The primary cause is the failure to remove an IUCD before conception or the unawareness of pregnancy at the time of device placement. This may occur due to missed menstrual periods, irregular cycles, or contraceptive failure. In some cases, the device may be intentionally left in place if removal is deemed too risky.

Risk Factors

Risk factors include delayed recognition of pregnancy, failure to remove the IUCD after a positive pregnancy test, or a history of contraceptive use without regular follow-up. Women with irregular menstrual cycles or those who do not seek prenatal care promptly may be at higher risk.

Symptoms

Symptoms may include vaginal bleeding, pelvic pain, or signs of infection (e.g., fever, discharge). However, many cases are asymptomatic and detected incidentally during routine prenatal imaging or examinations. The presence of the device may also be identified during early pregnancy scans.

Diagnosis

Diagnosis is typically made through ultrasound imaging, which can confirm the device's location within the uterine cavity or adjacent structures. Pelvic examination and review of medical history (including contraceptive use) are also essential. Additional tests, such as blood work or cultures, may be performed if infection is suspected.

Treatment Options

Treatment depends on the device's position, gestational age, and risk factors. If the device is in the uterine cavity and removal is deemed safe, it may be extracted. In cases where removal is risky (e.g., near the placenta or in advanced pregnancy), monitoring may be preferred. Antibiotics are administered if infection is present.

Prognosis and Follow-Up

Prognosis varies based on the device's location and gestational age. Early detection and appropriate management can reduce complications. Follow-up includes monitoring for signs of infection, miscarriage, or preterm labor. Regular prenatal care is essential to assess fetal well-being.

Complications

Potential complications include miscarriage, preterm labor, infection (e.g., endometritis), or uterine perforation. The device may also interfere with fetal development or cause placental issues. Rarely, it may lead to sepsis or other serious maternal infections.

Lifestyle & Prevention

Prevention involves ensuring IUCDs are removed before attempting pregnancy or as soon as pregnancy is confirmed. Women using IUCDs should be counseled on the importance of regular follow-up and early pregnancy testing. Prompt removal reduces the risk of complications.

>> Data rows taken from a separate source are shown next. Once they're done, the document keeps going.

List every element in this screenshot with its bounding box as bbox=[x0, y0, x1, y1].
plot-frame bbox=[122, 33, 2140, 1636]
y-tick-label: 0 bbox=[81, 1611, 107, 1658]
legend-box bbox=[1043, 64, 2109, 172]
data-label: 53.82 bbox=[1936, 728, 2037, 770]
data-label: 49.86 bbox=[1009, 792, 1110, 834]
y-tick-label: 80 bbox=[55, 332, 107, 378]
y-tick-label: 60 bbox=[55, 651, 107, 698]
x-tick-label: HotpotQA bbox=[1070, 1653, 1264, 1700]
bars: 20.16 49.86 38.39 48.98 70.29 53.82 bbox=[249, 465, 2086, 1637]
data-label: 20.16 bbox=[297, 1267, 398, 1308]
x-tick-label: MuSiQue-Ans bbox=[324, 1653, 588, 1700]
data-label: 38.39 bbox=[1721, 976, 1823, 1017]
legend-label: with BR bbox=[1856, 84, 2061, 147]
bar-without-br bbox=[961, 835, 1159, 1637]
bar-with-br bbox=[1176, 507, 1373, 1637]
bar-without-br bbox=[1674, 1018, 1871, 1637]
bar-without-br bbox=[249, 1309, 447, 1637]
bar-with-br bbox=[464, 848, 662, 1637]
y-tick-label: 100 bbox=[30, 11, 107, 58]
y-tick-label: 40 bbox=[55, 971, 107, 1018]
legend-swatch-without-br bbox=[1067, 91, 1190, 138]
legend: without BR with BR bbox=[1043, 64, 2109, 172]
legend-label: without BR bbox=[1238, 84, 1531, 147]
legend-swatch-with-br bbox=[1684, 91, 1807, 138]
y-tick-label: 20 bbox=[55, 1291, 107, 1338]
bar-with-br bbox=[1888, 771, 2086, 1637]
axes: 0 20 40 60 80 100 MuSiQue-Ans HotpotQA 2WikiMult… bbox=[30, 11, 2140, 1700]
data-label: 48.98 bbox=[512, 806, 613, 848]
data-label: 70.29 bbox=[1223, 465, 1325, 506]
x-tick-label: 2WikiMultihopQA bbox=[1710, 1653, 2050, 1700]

When to Seek Professional Help

Seek medical attention if experiencing vaginal bleeding, severe pelvic pain, fever, or signs of infection. Early evaluation is critical if pregnancy is suspected while an IUCD is in place. Routine prenatal care should include screening for retained devices.

Tips for Medical Coders

Document the trimester (if known) and any associated complications (e.g., infection, miscarriage) to support accurate coding. Use O26.30 when the trimester is unspecified. Ensure documentation reflects the device's presence and any management decisions (e.g., removal, monitoring) for clarity.